[MLton] Performance of Real.toInt
Matthew Fluet
fluet at tti-c.org
Mon Oct 27 08:48:02 PST 2008
On Sun, 26 Oct 2008, Vesa Karvonen wrote:
> On Fri, Oct 24, 2008 at 10:50 PM, Ryan Newton <rrnewton at gmail.com> wrote:
>> Under MLton I generate code like this:
>>
>> (Real64.toInt IEEEReal.TO_ZERO (var_tmpsmp_77))
>>
>> But it performs very poorly. I haven't researched this, but if I had
>> to guess, I'd bet this is because mlton is implementing some more
>> semantically meaningful notion than C casts.
>
> An excellent guess!
>
>> Nevertheless, is there
>> any inexpensive way to ape the behavior one gets from (int)x in C?
>
> Have you peeked into the real/real.sml source file in MLton's basis
> library implementation? The implementation of Real.toInt uses a
> family of toInt<N>Unsafe functions, that do not set the rounding mode
> or check that the floating point number is in the range of the integer
> type. One could perhaps extend the MLton.Real structure
> (http://mlton.org/MLtonReal) to expose those functions. You could
> then implement the conversion in terms of the unsafe functions.
As Vesa noted, SML's Real.toInt function does a lot more range checking
than C's (int)d cast. In SML, there are at least two floating-point
comparisons (performing the range check), a rounding mode set, a
floating-point round, a rounding mode (re)set, and a floating-point to int
coercion (the toInt<N>Unsafe).
If you are using the C codegen, then toInt<N>Unsafe is implemented by a C
cast; the semantics of a C cast is to convert with truncation (TO_ZERO)
semantics.
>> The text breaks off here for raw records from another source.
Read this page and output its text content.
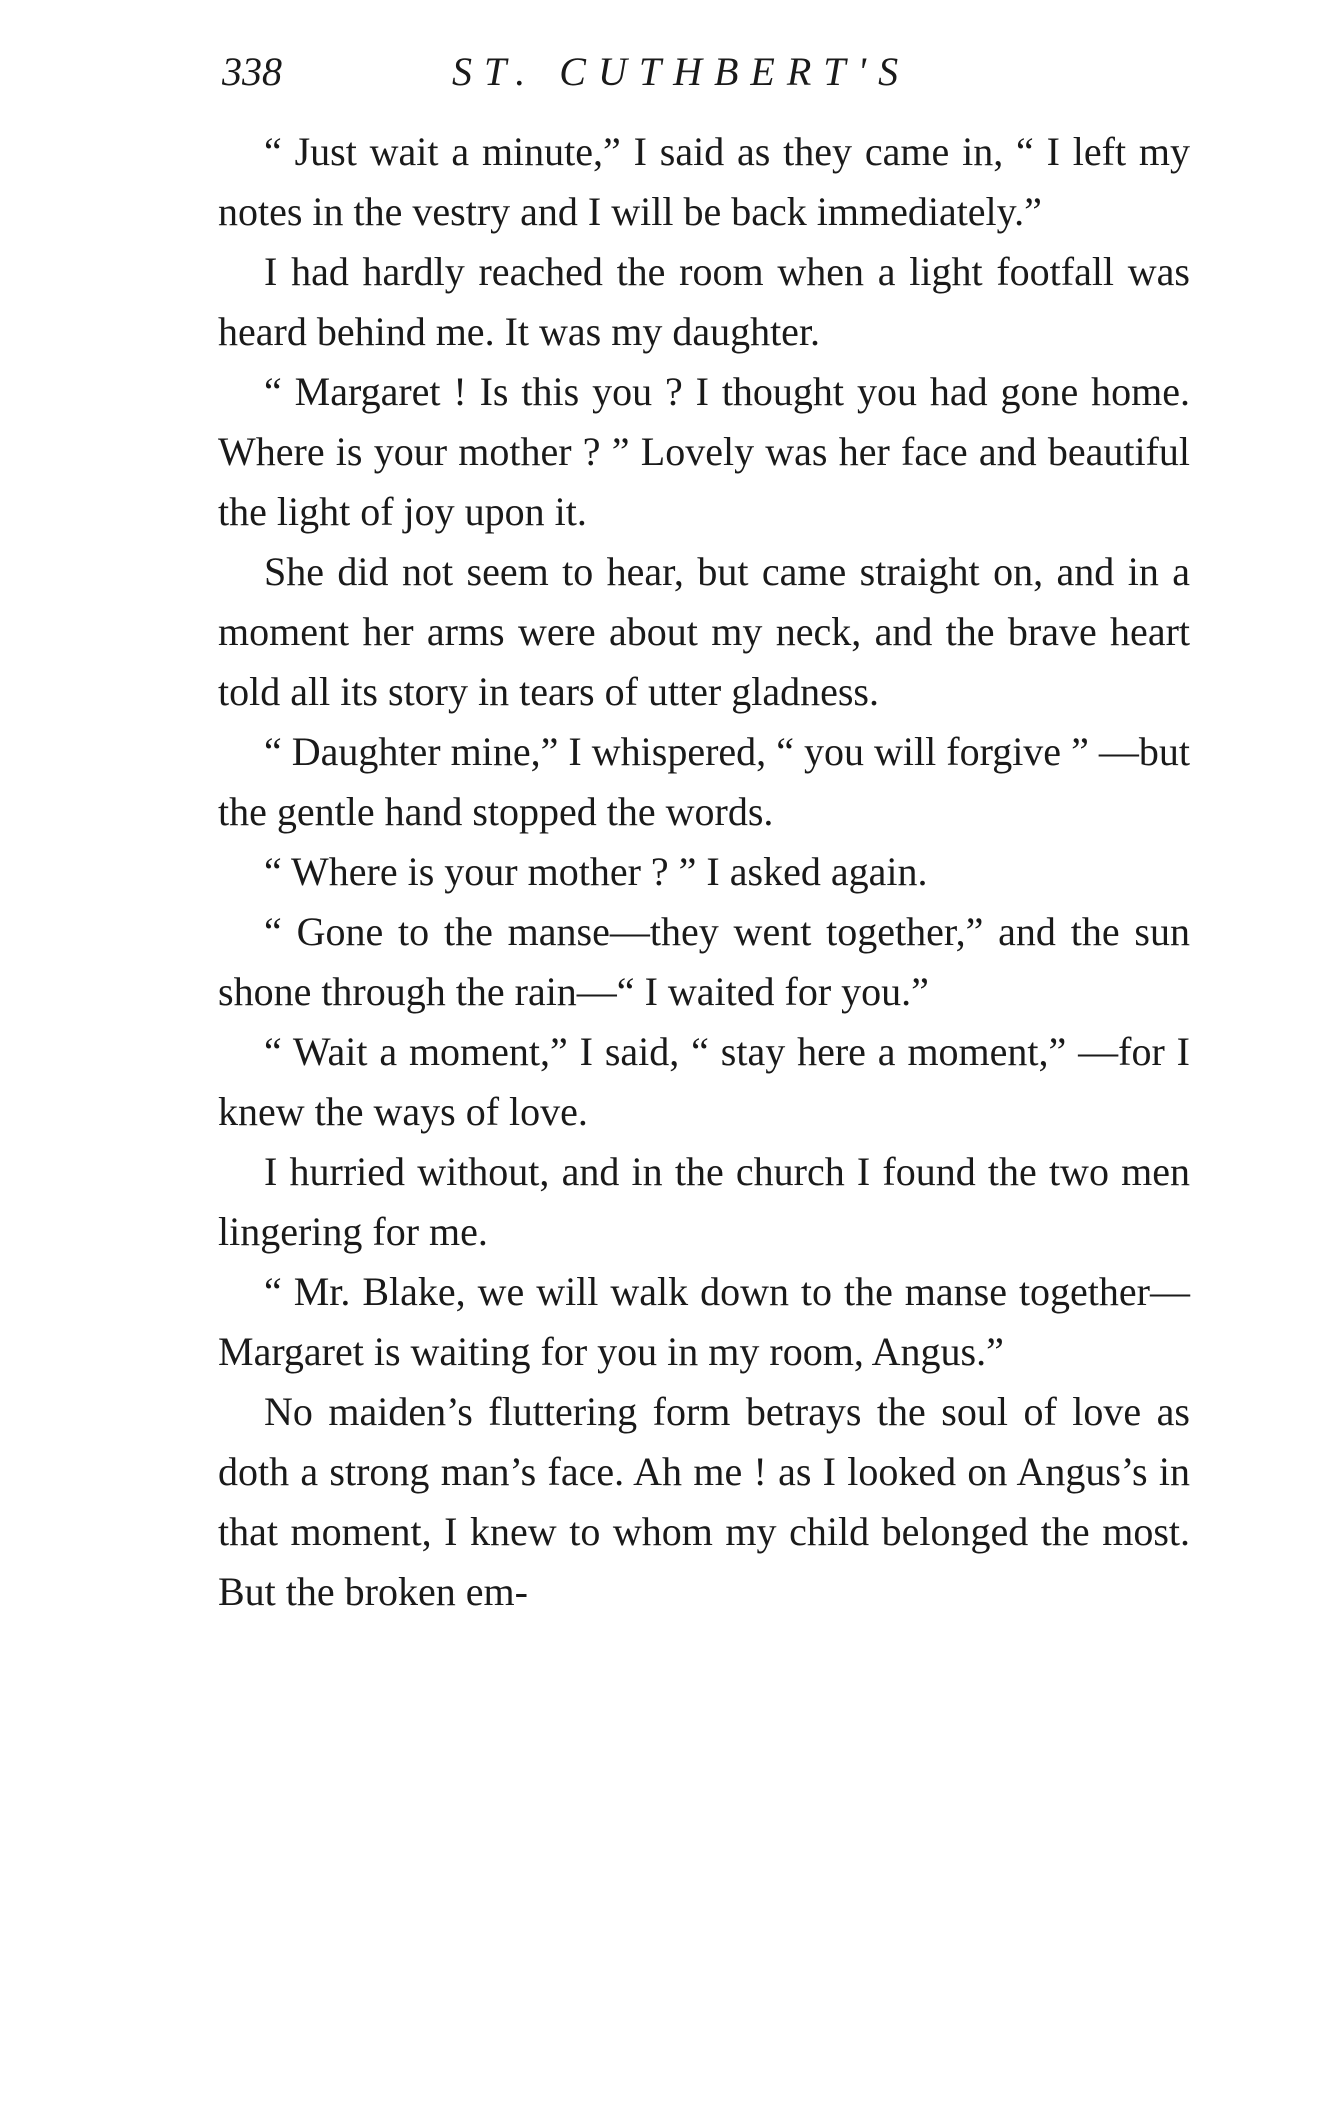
338	ST. CUTHBERT'S

“ Just wait a minute,” I said as they came in, “ I left my notes in the vestry and I will be back immediately.”

I had hardly reached the room when a light footfall was heard behind me. It was my daughter.

“ Margaret ! Is this you ? I thought you had gone home. Where is your mother ? ” Lovely was her face and beautiful the light of joy upon it.

She did not seem to hear, but came straight on, and in a moment her arms were about my neck, and the brave heart told all its story in tears of utter gladness.

“ Daughter mine,” I whispered, “ you will forgive ” —but the gentle hand stopped the words.

“ Where is your mother ? ” I asked again.

“ Gone to the manse—they went together,” and the sun shone through the rain—“ I waited for you.”

“ Wait a moment,” I said, “ stay here a moment,” —for I knew the ways of love.

I hurried without, and in the church I found the two men lingering for me.

“ Mr. Blake, we will walk down to the manse together—Margaret is waiting for you in my room, Angus.”

No maiden’s fluttering form betrays the soul of love as doth a strong man’s face. Ah me ! as I looked on Angus’s in that moment, I knew to whom my child belonged the most. But the broken em-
If you are using the x86 codegen, then toInt<N>Unsafe is
implemented by the 'fist' instruction; the semantics of the 'fist'
instruction is to convert with the current rounding mode. If you are
using the amd64 codegen, then toInt<N>Unsafe is implemented by the
'cvt{s,d}2si{l,q}' instruction; the semantics of the 'cvt{s,d}2si{l,q}'
instruction is to convert with truncation (TO_ZERO) semantics. Since the
implmentations of toInt<N>Unsafe do not always obey the current rounding
mode, the SML implementation first does a floating-point round (under an
appropriate rounding mode); thus, all of the toInt<N>Unsafe
implementations behave the same. But, it also means that the
toInt<N>Unsafe primitives are only well defined when the floating-point
value is an integer; on non-integeral floating-point values, the different
codegens could return different results.
Note: on x86 with the C-codegen, the C cast actually generates another
set/reset of the rounding mode, because gcc wants to use the 'fist'
instruction, but with truncation (TO_ZERO) semantics (rather than the
current rounding mode). This may also be the case on other architectures.
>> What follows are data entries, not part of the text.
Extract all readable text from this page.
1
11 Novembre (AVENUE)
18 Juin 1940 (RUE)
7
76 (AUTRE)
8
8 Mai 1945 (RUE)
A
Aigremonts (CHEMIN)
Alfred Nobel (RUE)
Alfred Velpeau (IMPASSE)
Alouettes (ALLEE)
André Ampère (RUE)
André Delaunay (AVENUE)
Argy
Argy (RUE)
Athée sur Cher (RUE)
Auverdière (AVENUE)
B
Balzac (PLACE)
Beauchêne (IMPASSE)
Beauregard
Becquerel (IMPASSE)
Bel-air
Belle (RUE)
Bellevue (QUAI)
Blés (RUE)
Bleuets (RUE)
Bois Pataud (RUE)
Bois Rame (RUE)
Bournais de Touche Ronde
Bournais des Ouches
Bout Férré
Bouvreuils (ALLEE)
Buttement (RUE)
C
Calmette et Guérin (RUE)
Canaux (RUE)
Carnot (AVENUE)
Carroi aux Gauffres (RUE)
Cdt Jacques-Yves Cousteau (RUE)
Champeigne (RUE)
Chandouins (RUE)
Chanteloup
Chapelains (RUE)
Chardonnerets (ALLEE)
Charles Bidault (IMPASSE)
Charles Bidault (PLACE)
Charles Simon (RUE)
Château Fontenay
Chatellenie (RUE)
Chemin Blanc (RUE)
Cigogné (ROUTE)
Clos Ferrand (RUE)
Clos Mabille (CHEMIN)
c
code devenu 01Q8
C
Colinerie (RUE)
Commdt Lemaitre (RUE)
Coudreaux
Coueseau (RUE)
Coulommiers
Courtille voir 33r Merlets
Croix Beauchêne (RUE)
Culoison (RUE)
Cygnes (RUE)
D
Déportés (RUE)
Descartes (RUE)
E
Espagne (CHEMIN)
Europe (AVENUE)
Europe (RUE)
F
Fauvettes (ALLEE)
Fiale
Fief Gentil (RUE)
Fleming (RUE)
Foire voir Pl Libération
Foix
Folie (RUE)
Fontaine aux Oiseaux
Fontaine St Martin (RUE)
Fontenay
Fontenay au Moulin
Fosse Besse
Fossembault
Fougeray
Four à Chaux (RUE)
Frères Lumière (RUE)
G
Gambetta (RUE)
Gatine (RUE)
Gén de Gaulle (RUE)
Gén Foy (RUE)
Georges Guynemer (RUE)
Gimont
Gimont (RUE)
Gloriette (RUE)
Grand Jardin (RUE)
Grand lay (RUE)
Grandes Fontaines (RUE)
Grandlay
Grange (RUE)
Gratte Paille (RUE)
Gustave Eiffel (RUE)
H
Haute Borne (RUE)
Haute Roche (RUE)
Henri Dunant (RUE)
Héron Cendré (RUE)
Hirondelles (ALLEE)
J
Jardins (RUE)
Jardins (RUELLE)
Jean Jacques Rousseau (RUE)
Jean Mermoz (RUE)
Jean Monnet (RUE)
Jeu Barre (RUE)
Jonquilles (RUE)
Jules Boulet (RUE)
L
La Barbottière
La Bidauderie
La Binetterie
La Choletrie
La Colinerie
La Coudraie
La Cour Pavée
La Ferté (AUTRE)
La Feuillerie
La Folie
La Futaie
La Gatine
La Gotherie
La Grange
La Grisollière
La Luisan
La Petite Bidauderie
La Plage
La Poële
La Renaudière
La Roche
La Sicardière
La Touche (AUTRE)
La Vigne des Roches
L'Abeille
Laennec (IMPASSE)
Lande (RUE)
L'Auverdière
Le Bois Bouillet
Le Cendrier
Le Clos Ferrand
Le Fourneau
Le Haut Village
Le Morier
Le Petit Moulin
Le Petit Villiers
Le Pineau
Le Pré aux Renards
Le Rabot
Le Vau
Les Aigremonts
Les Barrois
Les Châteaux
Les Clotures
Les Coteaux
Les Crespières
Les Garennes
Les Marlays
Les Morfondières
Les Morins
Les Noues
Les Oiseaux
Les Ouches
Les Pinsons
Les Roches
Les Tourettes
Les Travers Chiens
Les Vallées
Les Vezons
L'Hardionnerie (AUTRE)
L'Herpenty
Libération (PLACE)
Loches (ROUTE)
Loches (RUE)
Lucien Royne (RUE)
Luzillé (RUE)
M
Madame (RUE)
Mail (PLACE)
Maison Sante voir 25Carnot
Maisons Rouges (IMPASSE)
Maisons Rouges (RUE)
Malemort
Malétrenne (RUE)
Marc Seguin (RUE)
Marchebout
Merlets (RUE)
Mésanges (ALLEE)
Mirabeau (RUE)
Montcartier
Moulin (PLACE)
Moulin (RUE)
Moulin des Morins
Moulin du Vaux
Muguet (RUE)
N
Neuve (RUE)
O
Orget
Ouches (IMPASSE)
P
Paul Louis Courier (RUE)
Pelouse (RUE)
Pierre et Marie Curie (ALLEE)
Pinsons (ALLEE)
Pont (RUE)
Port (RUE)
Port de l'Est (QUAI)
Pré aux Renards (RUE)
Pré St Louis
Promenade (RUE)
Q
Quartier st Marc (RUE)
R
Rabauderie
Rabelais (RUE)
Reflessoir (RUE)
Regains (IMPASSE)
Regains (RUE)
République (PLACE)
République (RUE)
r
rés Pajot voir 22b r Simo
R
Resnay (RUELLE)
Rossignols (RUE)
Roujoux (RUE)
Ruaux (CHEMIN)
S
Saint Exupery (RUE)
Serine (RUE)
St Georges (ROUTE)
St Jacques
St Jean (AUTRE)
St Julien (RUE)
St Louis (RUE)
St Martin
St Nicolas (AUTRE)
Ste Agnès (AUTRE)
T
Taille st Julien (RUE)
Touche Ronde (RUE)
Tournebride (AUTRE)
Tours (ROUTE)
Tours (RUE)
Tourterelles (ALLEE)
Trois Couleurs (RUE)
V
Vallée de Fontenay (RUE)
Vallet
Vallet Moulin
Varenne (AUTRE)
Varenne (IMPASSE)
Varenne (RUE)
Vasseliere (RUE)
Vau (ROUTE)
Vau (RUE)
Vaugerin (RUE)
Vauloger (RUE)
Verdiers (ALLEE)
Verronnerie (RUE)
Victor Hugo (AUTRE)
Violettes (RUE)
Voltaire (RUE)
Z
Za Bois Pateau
If you are exclusively using the C-codegen, the exposing the
toInt<N>Unsafe functions in the MLton.Real structure would have the
behavior of a C-cast. (It will still be a little slower, because the cast
will occur in a non-inlined function; we don't inline some of the
floating-point operations, because gcc will constant fold without obeying
possible changes in the rounding mode. Though, given the explaination
above, since C's cast always ignores the current rounding mode and uses
truncation semantics, then it may be acceptable to inline.)
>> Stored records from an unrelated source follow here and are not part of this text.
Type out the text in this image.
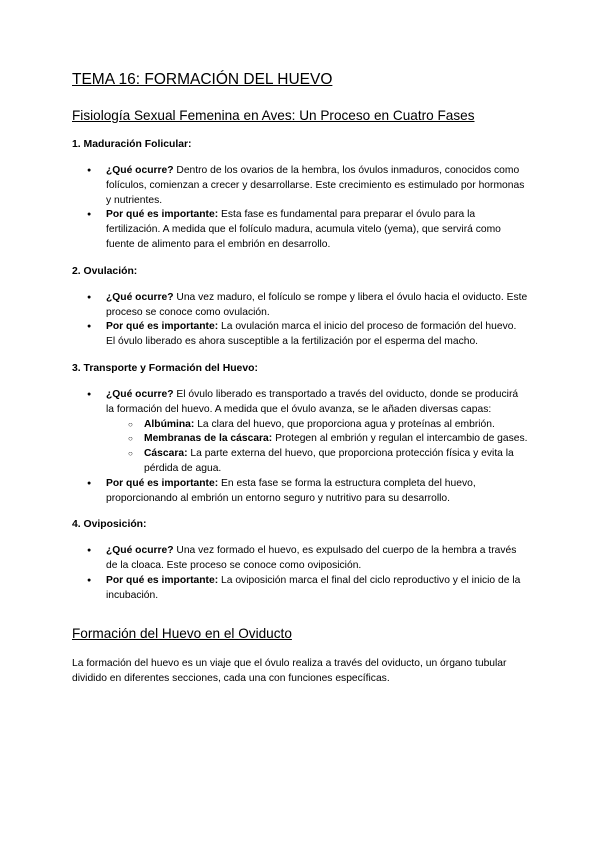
TEMA 16: FORMACIÓN DEL HUEVO
Fisiología Sexual Femenina en Aves: Un Proceso en Cuatro Fases
1. Maduración Folicular:
● ¿Qué ocurre? Dentro de los ovarios de la hembra, los óvulos inmaduros, conocidos como folículos, comienzan a crecer y desarrollarse. Este crecimiento es estimulado por hormonas y nutrientes.
● Por qué es importante: Esta fase es fundamental para preparar el óvulo para la fertilización. A medida que el folículo madura, acumula vitelo (yema), que servirá como fuente de alimento para el embrión en desarrollo.
2. Ovulación:
● ¿Qué ocurre? Una vez maduro, el folículo se rompe y libera el óvulo hacia el oviducto. Este proceso se conoce como ovulación.
● Por qué es importante: La ovulación marca el inicio del proceso de formación del huevo. El óvulo liberado es ahora susceptible a la fertilización por el esperma del macho.
3. Transporte y Formación del Huevo:
● ¿Qué ocurre? El óvulo liberado es transportado a través del oviducto, donde se producirá la formación del huevo. A medida que el óvulo avanza, se le añaden diversas capas:
○ Albúmina: La clara del huevo, que proporciona agua y proteínas al embrión.
○ Membranas de la cáscara: Protegen al embrión y regulan el intercambio de gases.
○ Cáscara: La parte externa del huevo, que proporciona protección física y evita la pérdida de agua.
● Por qué es importante: En esta fase se forma la estructura completa del huevo, proporcionando al embrión un entorno seguro y nutritivo para su desarrollo.
4. Oviposición:
● ¿Qué ocurre? Una vez formado el huevo, es expulsado del cuerpo de la hembra a través de la cloaca. Este proceso se conoce como oviposición.
● Por qué es importante: La oviposición marca el final del ciclo reproductivo y el inicio de la incubación.
Formación del Huevo en el Oviducto

La formación del huevo es un viaje que el óvulo realiza a través del oviducto, un órgano tubular dividido en diferentes secciones, cada una con funciones específicas.
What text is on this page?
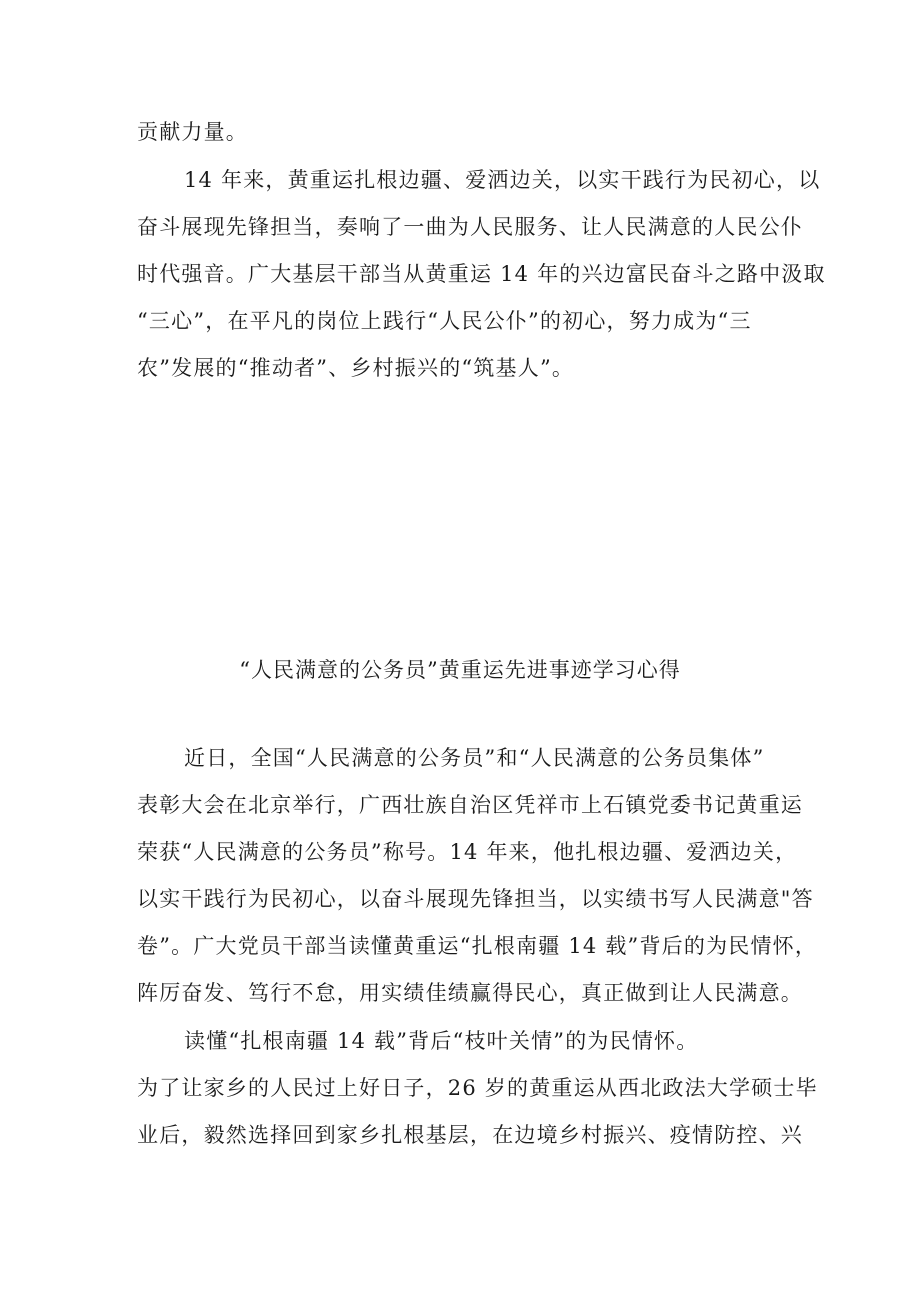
贡献力量。
14 年来，黄重运扎根边疆、爱洒边关，以实干践行为民初心，以
奋斗展现先锋担当，奏响了一曲为人民服务、让人民满意的人民公仆
时代强音。广大基层干部当从黄重运 14 年的兴边富民奋斗之路中汲取
“三心”，在平凡的岗位上践行“人民公仆”的初心，努力成为“三
农”发展的“推动者”、乡村振兴的“筑基人”。
“人民满意的公务员”黄重运先进事迹学习心得
近日，全国“人民满意的公务员”和“人民满意的公务员集体”
表彰大会在北京举行，广西壮族自治区凭祥市上石镇党委书记黄重运
荣获“人民满意的公务员”称号。14 年来，他扎根边疆、爱洒边关，
以实干践行为民初心，以奋斗展现先锋担当，以实绩书写人民满意"答
卷”。广大党员干部当读懂黄重运“扎根南疆 14 载”背后的为民情怀，
阵厉奋发、笃行不怠，用实绩佳绩赢得民心，真正做到让人民满意。
读懂“扎根南疆 14 载”背后“枝叶关情”的为民情怀。
为了让家乡的人民过上好日子，26 岁的黄重运从西北政法大学硕士毕
业后，毅然选择回到家乡扎根基层，在边境乡村振兴、疫情防控、兴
If you wanted something a little more well-defined, you could expose in
MLton.Real the composition of Primitive.Real<N>.round with
Primitive.Real<N>.toInt<M>Unsafe. That would first do a floating-point
round to integer (under the current rounding mode), followed by a coercion
to int (which, because the input will be an integral floating-point, will
be well-defined for all implementations). However, this would be slightly
different from a C-cast, since the default floating-point rounding mode is
TO_NEAREST (at least on x86 and amd64, and possibly specified by C99
and/or IEEE754), not TO_ZERO.
So, lots of choices, but nothing jumps out as a clear winner.